By the time the rains came at the end of June, the foetus was fully formed inside her womb. Knees and nose were present; and as many heads as would grow were already in position. What had been (at the beginning) no bigger than a full stop had expanded into a comma, a word, a sentence, a paragraph, a chapter; now it was bursting into more complex developments, becoming, one might say, a book-perhaps an encyclopaedia-even a whole language… which is to say that the lump in the middle of my mother grew so large, and became so heavy, that while Warden Road at the foot of our two-storey hillock became flooded with dirty yellow rainwater and stranded buses began to rust and children swam in the liquid road and newspapers sank soggily beneath the surface, Amina found herself in a circular first-floor tower room, scarcely able to move beneath the weight of her leaden balloon.
Endless rain. Water seeping in under windows in which stained-glass tulips danced along leaded panes. Towels, jammed against window-frames, soaked up water until they became heavy, saturated, useless. The sea: grey and ponderous and stretching out to meet the rainclouds at a narrowed horizon. Rain drumming against my mother's ears, adding to the confusion of fortune-teller and maternal credulity and the dislocating presence of strangers' possessions, making her imagine all manner of strange things. Trapped beneath her growing child, Amina pictured herself as a convicted murderer in Mughal times, when death by crushing beneath a boulder had been a common punishment… and in the years to come, whenever she looked back at that time which was the end of the time before she became a mother, that time in which the ticktock of countdown calendars was rushing everyone towards August 15th, she would say: 'I don't know about any of that. To me, it was like time had come to a complete stop. The baby in my stomach stopped the clocks. I'm sure of that. Don't laugh: you remember the clocktower at the end of the hill? I'm telling you, after that monsoon it never worked again.'
… And Musa, my father's old servant, who had accompanied the couple to Bombay, went off to tell the other servants, in the kitchens of the red-tiled palaces, in the servants' quarters at the backs of Versailles and Escorial and Sans Souci: 'It's going to be a real ten-rupee baby; yes, sir! A whopper of a ten-chip pomfret, wait and see!' The servants were pleased; because a birth is a fine thing and a good big baby is best of all…
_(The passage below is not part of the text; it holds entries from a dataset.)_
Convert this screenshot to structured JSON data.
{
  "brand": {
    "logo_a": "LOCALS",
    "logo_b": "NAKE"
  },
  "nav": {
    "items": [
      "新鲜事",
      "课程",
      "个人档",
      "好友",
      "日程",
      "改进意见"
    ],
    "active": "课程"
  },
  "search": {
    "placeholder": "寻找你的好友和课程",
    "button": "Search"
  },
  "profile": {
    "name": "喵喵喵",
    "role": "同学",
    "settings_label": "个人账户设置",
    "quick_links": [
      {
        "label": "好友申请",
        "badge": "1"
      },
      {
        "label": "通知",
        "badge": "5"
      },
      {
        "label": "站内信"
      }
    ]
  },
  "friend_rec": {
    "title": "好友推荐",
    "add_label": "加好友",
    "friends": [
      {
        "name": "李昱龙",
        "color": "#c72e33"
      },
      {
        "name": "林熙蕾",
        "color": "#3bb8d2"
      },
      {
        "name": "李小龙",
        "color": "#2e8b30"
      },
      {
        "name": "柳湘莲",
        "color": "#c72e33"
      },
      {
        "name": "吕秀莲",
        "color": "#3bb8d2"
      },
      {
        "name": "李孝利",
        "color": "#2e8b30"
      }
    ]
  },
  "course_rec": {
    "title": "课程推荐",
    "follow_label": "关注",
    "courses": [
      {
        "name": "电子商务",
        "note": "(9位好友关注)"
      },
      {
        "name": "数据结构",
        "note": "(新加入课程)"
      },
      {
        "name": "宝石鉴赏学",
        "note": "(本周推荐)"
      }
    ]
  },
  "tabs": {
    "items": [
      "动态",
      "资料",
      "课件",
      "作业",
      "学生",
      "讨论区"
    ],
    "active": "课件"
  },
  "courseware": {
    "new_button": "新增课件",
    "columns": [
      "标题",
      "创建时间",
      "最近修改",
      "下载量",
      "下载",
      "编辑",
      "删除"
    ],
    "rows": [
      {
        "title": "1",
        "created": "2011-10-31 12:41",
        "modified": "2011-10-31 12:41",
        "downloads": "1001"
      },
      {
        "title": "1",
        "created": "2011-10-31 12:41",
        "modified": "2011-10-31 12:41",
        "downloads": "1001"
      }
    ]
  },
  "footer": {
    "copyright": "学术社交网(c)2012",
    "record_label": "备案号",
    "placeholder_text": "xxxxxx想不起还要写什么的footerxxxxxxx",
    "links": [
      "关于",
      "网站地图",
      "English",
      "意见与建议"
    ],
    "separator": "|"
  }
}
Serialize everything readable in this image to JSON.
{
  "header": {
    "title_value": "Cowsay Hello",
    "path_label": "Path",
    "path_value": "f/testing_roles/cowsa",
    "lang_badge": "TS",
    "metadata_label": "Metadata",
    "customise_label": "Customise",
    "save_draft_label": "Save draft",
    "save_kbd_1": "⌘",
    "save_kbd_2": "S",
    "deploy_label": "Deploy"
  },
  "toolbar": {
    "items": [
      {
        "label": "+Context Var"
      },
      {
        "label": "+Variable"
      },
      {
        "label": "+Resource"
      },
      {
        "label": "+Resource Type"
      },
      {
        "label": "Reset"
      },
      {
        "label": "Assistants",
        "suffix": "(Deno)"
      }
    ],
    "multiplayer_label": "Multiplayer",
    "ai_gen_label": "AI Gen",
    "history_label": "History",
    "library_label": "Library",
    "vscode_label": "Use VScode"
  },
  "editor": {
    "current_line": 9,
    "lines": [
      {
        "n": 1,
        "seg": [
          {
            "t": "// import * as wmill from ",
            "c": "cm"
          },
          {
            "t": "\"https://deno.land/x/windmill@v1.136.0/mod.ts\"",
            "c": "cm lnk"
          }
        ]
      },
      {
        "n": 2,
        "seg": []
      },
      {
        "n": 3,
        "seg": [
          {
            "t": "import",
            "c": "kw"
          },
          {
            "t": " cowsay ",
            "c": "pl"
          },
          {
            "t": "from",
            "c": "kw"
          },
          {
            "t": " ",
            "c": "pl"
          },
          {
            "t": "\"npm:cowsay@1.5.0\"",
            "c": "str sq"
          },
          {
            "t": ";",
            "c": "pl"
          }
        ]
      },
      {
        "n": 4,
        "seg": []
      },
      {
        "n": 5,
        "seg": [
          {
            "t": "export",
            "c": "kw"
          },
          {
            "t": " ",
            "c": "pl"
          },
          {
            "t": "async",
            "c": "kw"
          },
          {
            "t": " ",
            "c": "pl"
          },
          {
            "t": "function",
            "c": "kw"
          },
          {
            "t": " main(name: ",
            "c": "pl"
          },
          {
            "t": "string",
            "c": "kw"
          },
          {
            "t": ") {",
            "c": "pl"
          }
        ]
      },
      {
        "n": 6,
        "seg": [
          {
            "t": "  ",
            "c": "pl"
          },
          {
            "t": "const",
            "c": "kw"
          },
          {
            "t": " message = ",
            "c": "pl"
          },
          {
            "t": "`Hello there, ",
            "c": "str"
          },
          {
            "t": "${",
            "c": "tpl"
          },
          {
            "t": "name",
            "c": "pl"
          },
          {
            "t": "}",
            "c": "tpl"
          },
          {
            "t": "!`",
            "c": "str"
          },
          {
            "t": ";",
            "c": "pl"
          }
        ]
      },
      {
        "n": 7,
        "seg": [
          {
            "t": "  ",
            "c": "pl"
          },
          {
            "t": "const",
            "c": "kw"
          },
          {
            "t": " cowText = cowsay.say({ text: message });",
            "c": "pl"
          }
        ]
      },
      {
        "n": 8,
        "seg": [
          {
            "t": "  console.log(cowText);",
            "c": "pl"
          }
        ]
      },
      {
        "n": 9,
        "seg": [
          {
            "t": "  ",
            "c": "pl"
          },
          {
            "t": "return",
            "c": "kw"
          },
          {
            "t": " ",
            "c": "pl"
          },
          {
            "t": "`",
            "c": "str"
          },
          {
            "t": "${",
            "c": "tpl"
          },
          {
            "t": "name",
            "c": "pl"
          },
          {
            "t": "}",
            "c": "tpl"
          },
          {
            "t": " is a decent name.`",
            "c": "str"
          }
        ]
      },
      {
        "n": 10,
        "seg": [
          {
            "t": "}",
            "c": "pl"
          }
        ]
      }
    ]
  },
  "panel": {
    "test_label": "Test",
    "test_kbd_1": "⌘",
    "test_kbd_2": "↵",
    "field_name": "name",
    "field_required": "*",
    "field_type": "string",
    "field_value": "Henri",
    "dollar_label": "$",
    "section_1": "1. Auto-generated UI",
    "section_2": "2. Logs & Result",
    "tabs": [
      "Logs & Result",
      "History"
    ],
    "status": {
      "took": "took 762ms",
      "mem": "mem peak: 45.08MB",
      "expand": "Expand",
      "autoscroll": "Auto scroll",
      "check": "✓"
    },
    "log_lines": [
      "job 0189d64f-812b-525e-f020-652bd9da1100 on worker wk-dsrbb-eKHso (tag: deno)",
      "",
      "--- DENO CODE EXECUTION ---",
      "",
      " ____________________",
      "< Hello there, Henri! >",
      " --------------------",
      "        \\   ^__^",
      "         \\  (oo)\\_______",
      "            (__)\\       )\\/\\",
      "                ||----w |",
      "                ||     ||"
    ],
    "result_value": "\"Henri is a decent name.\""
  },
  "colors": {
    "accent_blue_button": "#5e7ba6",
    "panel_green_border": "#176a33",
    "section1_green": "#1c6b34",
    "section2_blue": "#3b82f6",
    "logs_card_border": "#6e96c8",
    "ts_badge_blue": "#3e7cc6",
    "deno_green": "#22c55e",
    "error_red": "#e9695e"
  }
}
… And Amina whose belly had stopped the clocks sat immobilized in a room in a tower and told her husband, 'Put your hand there and feel him… there, did you feel?… such a big strong boy; our little piece-of-the-moon.'
Not until the rains ended, and Amina became so heavy that two manservants had to make a chair with their hands to lift her, did Wee Willie Winkie return to sing in the circus-ring between the four houses; and only then did Amina realize that she had not one, but two serious rivals (two that she knew of) for the Times of India's prize, and that, prophecy or no prophecy, it was going to be a vey close-run finish.